Akupunktur, Uzak Doğu Tao felsefesini esas alarak ortaya çıkan bir tedavi yöntemidir. WHO (Dünya Sağlık Örgütü) 1979da akupunktur tedavisini bilimsel bir yöntem olarak kabul etmiştir.
Uzak Doğu felsefesine göre, dünya ve kainattaki bütün varlıklar tamamen zıt fakat birbirini tamamlayan kutuplardır. Bu zıt kutuplara Yin ve Yang denir. Yin enerjinin depolanması ve korunmasıyla, Yang ise enerjinin kullanılmasıyla ilişkilidir. Eğer Yin ve Yang denge bozulursa vücudumuzda değişik şekillerde ''hastalıklar'' ortaya çıkar.
Bu felsefeye göre, canlı ve cansız her maddede ve her şeyde bir enerji vardır, Yin ve Yang arasındaki etkileşim bu enerjiyi (Qi’yi) üretir. Bu enerji bir denge ve uyum sağlar. Bu enerjideki akım blokajları, dengenin bozulmasına ve hastalıklara neden olur. Akupunkturun amacı bu dengenin korunmasıdır. Dişlerin ve ağzın da bu dengede çok önemli bir yeri vardır.
Çok eski Asya bilgilerine göre makro ve mikro kozmik kurallar ve düzenlerin benzerliği biliniyordu. 1950’lerde Kanadalı bir beyin cerrahı olan Wilder Penfield hastaların beyinlerine düşük frekanslı elektrik akımı vererek bu uyarıların organlar üzerindeki etkilerini incelemiş ve organları temsil eden beyin bölgelerinin gelişi güzel dağılmadığını gözlemlemiştir.

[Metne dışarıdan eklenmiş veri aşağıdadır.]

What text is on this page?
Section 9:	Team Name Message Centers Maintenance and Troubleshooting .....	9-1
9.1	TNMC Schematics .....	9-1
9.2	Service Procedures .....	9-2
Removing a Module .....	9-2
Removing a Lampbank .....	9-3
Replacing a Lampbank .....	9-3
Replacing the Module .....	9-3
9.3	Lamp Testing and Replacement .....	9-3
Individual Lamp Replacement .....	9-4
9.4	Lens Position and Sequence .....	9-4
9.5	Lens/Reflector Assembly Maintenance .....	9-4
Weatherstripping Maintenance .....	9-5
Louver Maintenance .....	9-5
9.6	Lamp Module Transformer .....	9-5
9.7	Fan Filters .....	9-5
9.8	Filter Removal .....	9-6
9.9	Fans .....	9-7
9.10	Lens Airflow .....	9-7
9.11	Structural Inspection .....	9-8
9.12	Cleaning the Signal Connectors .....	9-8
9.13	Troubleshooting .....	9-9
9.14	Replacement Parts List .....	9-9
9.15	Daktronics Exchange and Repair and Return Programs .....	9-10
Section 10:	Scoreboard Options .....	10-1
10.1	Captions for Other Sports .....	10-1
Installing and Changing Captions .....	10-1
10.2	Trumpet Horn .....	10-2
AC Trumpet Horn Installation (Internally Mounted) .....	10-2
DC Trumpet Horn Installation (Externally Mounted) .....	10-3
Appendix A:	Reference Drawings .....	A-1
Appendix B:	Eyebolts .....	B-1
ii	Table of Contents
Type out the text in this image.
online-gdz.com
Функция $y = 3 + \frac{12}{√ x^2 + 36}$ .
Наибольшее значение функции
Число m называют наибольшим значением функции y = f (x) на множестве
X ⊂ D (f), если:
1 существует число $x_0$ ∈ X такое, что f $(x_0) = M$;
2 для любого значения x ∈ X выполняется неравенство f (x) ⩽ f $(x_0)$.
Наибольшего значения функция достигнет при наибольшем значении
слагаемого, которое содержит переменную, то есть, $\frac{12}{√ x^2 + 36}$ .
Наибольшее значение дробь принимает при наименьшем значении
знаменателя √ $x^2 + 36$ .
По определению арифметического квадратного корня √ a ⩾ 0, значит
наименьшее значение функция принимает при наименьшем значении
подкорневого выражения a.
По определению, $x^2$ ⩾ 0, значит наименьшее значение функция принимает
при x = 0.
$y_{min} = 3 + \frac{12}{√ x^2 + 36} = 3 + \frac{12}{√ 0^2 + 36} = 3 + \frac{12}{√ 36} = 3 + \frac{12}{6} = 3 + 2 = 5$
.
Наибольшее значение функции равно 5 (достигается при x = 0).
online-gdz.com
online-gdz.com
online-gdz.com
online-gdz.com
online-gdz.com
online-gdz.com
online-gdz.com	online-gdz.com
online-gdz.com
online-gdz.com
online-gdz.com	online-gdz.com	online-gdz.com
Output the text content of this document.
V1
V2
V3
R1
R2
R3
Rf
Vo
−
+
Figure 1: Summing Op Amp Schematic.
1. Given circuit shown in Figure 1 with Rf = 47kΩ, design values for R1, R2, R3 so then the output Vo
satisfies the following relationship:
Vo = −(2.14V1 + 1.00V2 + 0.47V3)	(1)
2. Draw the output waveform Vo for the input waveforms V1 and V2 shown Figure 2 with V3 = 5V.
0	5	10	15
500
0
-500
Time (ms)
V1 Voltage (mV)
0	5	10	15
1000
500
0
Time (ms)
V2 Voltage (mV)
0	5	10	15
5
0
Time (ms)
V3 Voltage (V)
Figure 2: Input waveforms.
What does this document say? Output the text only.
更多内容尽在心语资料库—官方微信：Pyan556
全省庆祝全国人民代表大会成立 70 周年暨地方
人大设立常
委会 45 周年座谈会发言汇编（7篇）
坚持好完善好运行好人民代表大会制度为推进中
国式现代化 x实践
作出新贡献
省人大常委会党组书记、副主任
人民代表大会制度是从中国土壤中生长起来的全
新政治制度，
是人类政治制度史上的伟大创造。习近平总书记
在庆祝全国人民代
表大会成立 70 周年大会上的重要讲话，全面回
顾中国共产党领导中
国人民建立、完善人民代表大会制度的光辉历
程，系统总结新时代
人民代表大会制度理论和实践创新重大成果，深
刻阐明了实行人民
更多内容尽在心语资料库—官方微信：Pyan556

1960’larda Voll ve Kramer yaptıkları çalışmalarla dişler ve akupunktur meridyenleri arasındaki bağlantıyı çözmüş ve 1970’lerde ise diş hekimi Dr. Med. Jochen M. Gleditsch ağız akupunkturunu geliştirmiştir. Buna göre diş sistemi bir mikrosistemdir ve vücuttaki bütün organların yansımaları burada görülür.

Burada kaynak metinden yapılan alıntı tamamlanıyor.